A report from the military to his family detailed the fatal crash: “The report reveals that during his mission while making a strafing run over the target, your son’s Thunderbolt sustained damage from enemy antiaircraft fire, and his disabled plane was seen to fall to the earth at a point approximately two miles northwest of the town of Lindau. It is regretted that no further information is available at headquarters relative to the whereabouts of your son.”

The family is still processing all the information that has poured in and the broad range of emotions it brings. 

“(I’m) relieved to know what happened,” Jeanne said matter-of-factly Friday. 

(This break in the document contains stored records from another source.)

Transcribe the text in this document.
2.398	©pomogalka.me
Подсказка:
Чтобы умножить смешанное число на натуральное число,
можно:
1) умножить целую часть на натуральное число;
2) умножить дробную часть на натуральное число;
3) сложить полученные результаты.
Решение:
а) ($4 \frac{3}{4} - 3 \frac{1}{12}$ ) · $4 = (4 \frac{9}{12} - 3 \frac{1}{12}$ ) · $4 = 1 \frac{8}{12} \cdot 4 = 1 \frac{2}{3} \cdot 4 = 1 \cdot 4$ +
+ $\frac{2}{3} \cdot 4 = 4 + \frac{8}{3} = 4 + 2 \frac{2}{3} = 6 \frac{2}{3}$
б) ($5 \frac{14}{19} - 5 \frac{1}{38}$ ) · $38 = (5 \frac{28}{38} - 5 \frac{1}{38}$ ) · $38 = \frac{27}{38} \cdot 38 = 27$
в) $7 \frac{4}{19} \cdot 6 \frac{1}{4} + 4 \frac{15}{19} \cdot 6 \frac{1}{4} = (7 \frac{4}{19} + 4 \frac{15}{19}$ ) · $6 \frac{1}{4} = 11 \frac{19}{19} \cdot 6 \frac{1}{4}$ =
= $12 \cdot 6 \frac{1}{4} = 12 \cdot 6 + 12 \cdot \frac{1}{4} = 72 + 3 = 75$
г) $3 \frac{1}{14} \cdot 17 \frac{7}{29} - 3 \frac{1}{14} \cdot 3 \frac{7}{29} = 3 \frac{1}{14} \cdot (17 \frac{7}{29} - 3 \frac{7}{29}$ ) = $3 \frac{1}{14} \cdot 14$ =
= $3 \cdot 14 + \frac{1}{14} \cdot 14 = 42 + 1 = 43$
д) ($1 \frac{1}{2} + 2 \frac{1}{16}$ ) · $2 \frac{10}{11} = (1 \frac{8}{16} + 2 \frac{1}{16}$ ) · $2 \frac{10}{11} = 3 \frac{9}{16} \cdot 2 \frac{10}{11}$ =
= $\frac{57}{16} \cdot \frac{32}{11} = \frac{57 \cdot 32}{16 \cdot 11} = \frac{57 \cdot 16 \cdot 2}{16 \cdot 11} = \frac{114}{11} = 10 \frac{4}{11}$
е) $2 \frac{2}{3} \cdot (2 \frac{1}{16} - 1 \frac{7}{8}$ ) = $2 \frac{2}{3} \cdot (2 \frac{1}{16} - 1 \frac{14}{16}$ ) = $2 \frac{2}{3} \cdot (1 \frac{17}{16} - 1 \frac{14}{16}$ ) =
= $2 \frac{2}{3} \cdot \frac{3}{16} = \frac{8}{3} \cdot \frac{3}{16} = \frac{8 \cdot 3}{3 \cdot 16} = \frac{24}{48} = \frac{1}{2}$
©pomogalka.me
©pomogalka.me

Jan and Tom Bradshaw continue to read all the information contained within the scrapbook, learning about a man they knew little about up until this year. 

“His memory is so much more powerful now that we have stories,” Tom said.  

“You wouldn’t think you would grieve,” Jan added, “but you do.”

A graveside service will be held 2:30 p.m. Friday at Tahoma National Cemetery in Kent. Tom Bradshaw will speak, but the majority of the service will feature military honors, including a potential flyover by the squadron he once flew with. 

According to the Defense POW/MIA Accounting Agency, more than 400,000 of the 16 million Americans who served in World War II died. At the end of the war, 79,000 were unaccounted for. Today, that number is at about 73,000.